The National Military Family Association created Finding Common Ground: A Toolkit for Communities Supporting Military Families, a guide filled with action items tailored to the specific role you fill in your community. Getting involved is easy, and the sentiments behind every gesture, grand or intimate, are deeply felt and appreciated. Here are some ideas to get you started:
- Look around you. Raising awareness in your community and strengthening your ability to support starts with raising your own awareness. Are there military families in your neighborhood making the same trip to and from school each day? What about in your daughter’s ballet class? What about the household tasks that you do on the weekends, such as cutting the grass, that a family could use some help with? Do you and your next door neighbor get together to talk and watch bad reality TV every week? Next time, invite that military spouse who could probably use a break as well. Teaming up with others for social events and carpooling to school or activities doesn’t just lighten their load—it lightens yours, too!
- Match your interests to current needs. You’ll have more enthusiasm and creativity if you’re doing something that you already love to do. Have a passion for photography or putting scrapbooks together? Maybe you can help a military family document the time while a service member is deployed. Many military parents coach little league teams or act as troop leaders for the Scouts, leaving a void when they are deployed. If you were planning on playing a scrimmage with your friends on Saturday morning anyway, why not sign up to help out with a youth league that practices on the same field?
- Share what you know. Moving to a new community, particularly one not near a military installation, involves a lot of troubleshooting. My family tried every horrible Chinese restaurant in town before we found the go-to spot for quick mid-week meals. Which grocery store has the best deals? Which mall has the better stores? Where’s the hot-spot for teenagers on a Friday night? Jot down a list of your favorite or essential places and give it to a newly relocated military family or single service member to make their adjustment period a little easier.

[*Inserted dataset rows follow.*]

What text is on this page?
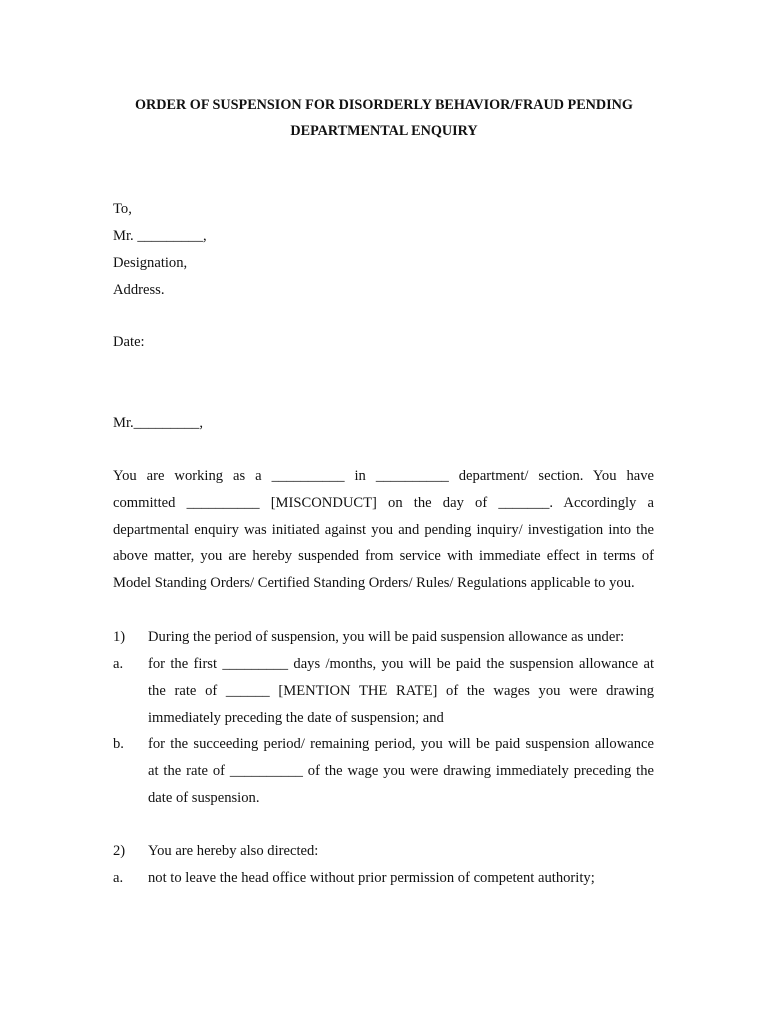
ORDER OF SUSPENSION FOR DISORDERLY BEHAVIOR/FRAUD PENDING
DEPARTMENTAL ENQUIRY
To,
Mr. _________,
Designation,
Address.
Date:
Mr._________,
You are working as a __________ in __________ department/ section. You have
committed __________ [MISCONDUCT] on the day of _______. Accordingly a
departmental enquiry was initiated against you and pending inquiry/ investigation into the
above matter, you are hereby suspended from service with immediate effect in terms of
Model Standing Orders/ Certified Standing Orders/ Rules/ Regulations applicable to you.
1) During the period of suspension, you will be paid suspension allowance as under:
a. for the first _________ days /months, you will be paid the suspension allowance at
the rate of ______ [MENTION THE RATE] of the wages you were drawing
immediately preceding the date of suspension; and
b. for the succeeding period/ remaining period, you will be paid suspension allowance
at the rate of __________ of the wage you were drawing immediately preceding the
date of suspension.
2) You are hereby also directed:
a. not to leave the head office without prior permission of competent authority;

- Listening. It’s free and can be done anywhere or any time. You are uniquely positioned to support military families, and that support often starts by simply tuning in to what’s going on. As a former dramatic teenager, I can attest to the fact that kids often equate appreciation with simply having the opportunity to be heard. Should any problems or issues persist that are out of your purview, there are numerous resources available to point them in the direction of further assistance.
- The National Military Family Association has three publications designed to help communities better understand the needs of military kids, teens, and families. Visit www.militaryfamily.org/publications to learn more about these resource guides.

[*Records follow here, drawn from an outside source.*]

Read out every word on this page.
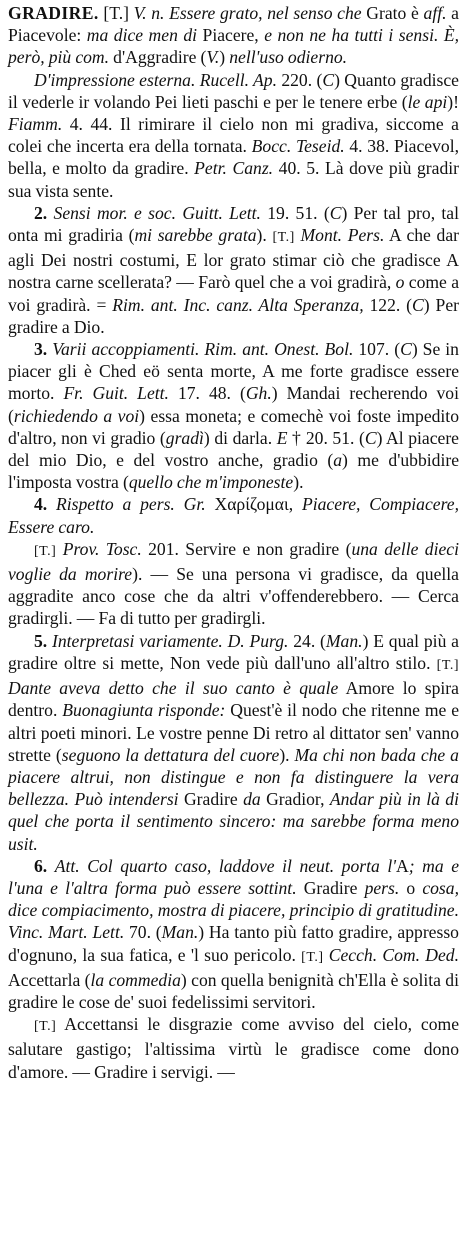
GRADIRE. [T.] V. n. Essere grato, nel senso che Grato è aff. a Piacevole: ma dice men di Piacere, e non ne ha tutti i sensi. È, però, più com. d'Aggradire (V.) nell'uso odierno.
D'impressione esterna. Rucell. Ap. 220. (C) Quanto gradisce il vederle ir volando Pei lieti paschi e per le tenere erbe (le api)! Fiamm. 4. 44. Il rimirare il cielo non mi gradiva, siccome a colei che incerta era della tornata. Bocc. Teseid. 4. 38. Piacevol, bella, e molto da gradire. Petr. Canz. 40. 5. Là dove più gradir sua vista sente.
2. Sensi mor. e soc. Guitt. Lett. 19. 51. (C) Per tal pro, tal onta mi gradiria (mi sarebbe grata). [T.] Mont. Pers. A che dar agli Dei nostri costumi, E lor grato stimar ciò che gradisce A nostra carne scellerata? — Farò quel che a voi gradirà, o come a voi gradirà. = Rim. ant. Inc. canz. Alta Speranza, 122. (C) Per gradire a Dio.
3. Varii accoppiamenti. Rim. ant. Onest. Bol. 107. (C) Se in piacer gli è Ched eö senta morte, A me forte gradisce essere morto. Fr. Guit. Lett. 17. 48. (Gh.) Mandai recherendo voi (richiedendo a voi) essa moneta; e comechè voi foste impedito d'altro, non vi gradio (gradì) di darla. E † 20. 51. (C) Al piacere del mio Dio, e del vostro anche, gradio (a) me d'ubbidire l'imposta vostra (quello che m'imponeste).
4. Rispetto a pers. Gr. Χαρίζομαι, Piacere, Compiacere, Essere caro.
[T.] Prov. Tosc. 201. Servire e non gradire (una delle dieci voglie da morire). — Se una persona vi gradisce, da quella aggradite anco cose che da altri v'offenderebbero. — Cerca gradirgli. — Fa di tutto per gradirgli.
5. Interpretasi variamente. D. Purg. 24. (Man.) E qual più a gradire oltre si mette, Non vede più dall'uno all'altro stilo. [T.] Dante aveva detto che il suo canto è quale Amore lo spira dentro. Buonagiunta risponde: Quest'è il nodo che ritenne me e altri poeti minori. Le vostre penne Di retro al dittator sen' vanno strette (seguono la dettatura del cuore). Ma chi non bada che a piacere altrui, non distingue e non fa distinguere la vera bellezza. Può intendersi Gradire da Gradior, Andar più in là di quel che porta il sentimento sincero: ma sarebbe forma meno usit.
6. Att. Col quarto caso, laddove il neut. porta l'A; ma e l'una e l'altra forma può essere sottint. Gradire pers. o cosa, dice compiacimento, mostra di piacere, principio di gratitudine. Vinc. Mart. Lett. 70. (Man.) Ha tanto più fatto gradire, appresso d'ognuno, la sua fatica, e 'l suo pericolo. [T.] Cecch. Com. Ded. Accettarla (la commedia) con quella benignità ch'Ella è solita di gradire le cose de' suoi fedelissimi servitori.
[T.] Accettansi le disgrazie come avviso del cielo, come salutare gastigo; l'altissima virtù le gradisce come dono d'amore. — Gradire i servigi. —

- Joint Services Support is a program of the National Guard Bureau. Open to all Guard, Reserve and Active Duty families - regardless of Service, JSS provides information on programs and services available in your community. For more information, go to www.jointservicessupport.org.

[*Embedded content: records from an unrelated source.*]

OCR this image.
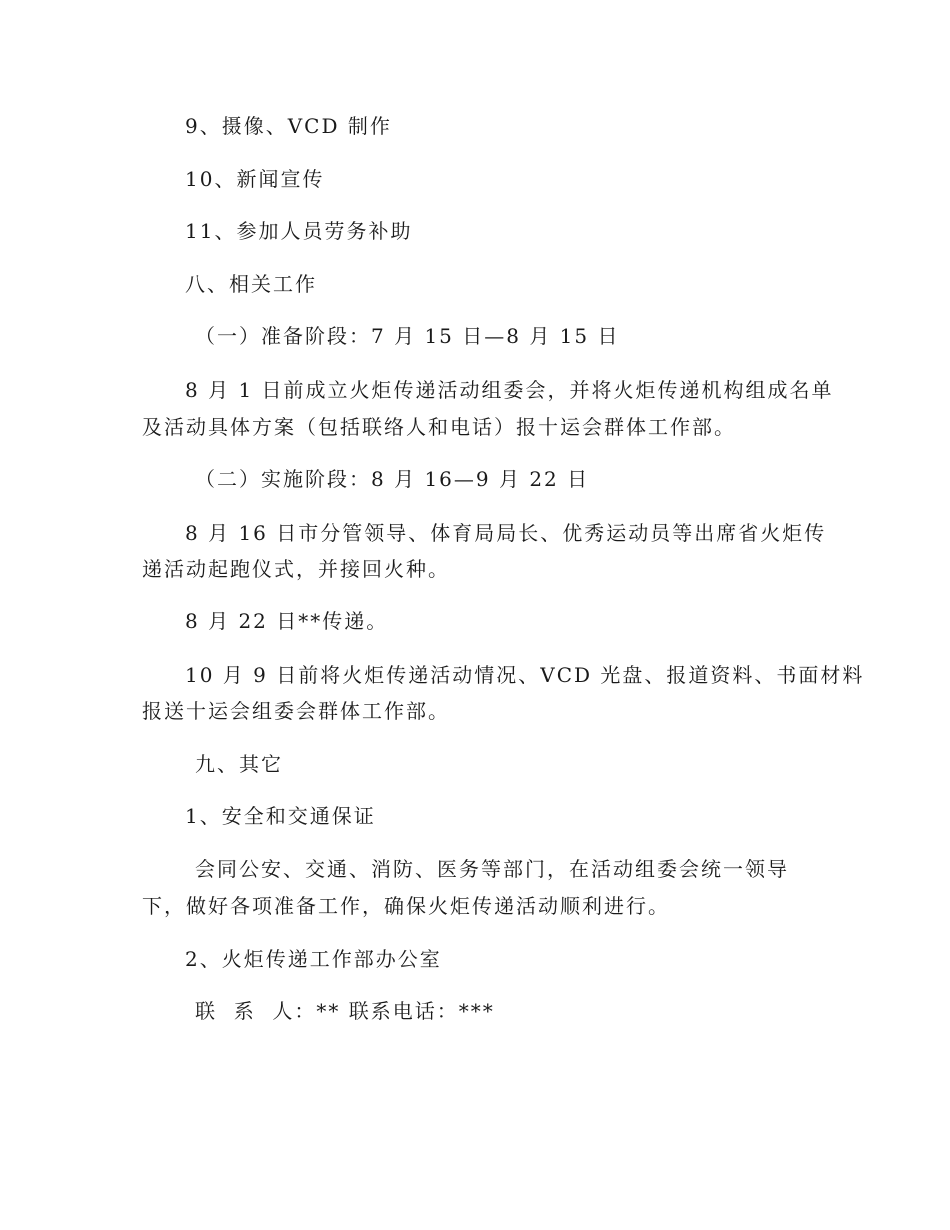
9、摄像、VCD 制作
10、新闻宣传
11、参加人员劳务补助
八、相关工作
（一）准备阶段：7 月 15 日—8 月 15 日
8 月 1 日前成立火炬传递活动组委会，并将火炬传递机构组成名单
及活动具体方案（包括联络人和电话）报十运会群体工作部。
（二）实施阶段：8 月 16—9 月 22 日
8 月 16 日市分管领导、体育局局长、优秀运动员等出席省火炬传
递活动起跑仪式，并接回火种。
8 月 22 日**传递。
10 月 9 日前将火炬传递活动情况、VCD 光盘、报道资料、书面材料
报送十运会组委会群体工作部。
九、其它
1、安全和交通保证
会同公安、交通、消防、医务等部门，在活动组委会统一领导
下，做好各项准备工作，确保火炬传递活动顺利进行。
2、火炬传递工作部办公室
联  系  人：** 联系电话：***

- The American Legion is the Nation’s largest veterans organization. Visit www.legion.org to find a post in your community.
- Veterans of Foreign Wars (VFW) is a Veterans Service Organization with 2.1 million members. Visit www.vfw.org to find a Chapter in your community.
- United Services Organization (USO) is an organization dedicated to lifting the spirits of America’s troops and their families. Visit www.uso.org to learn more about their programs.
Until military families are relieved of the weight of war, we hope you will continue to contribute to their wellbeing.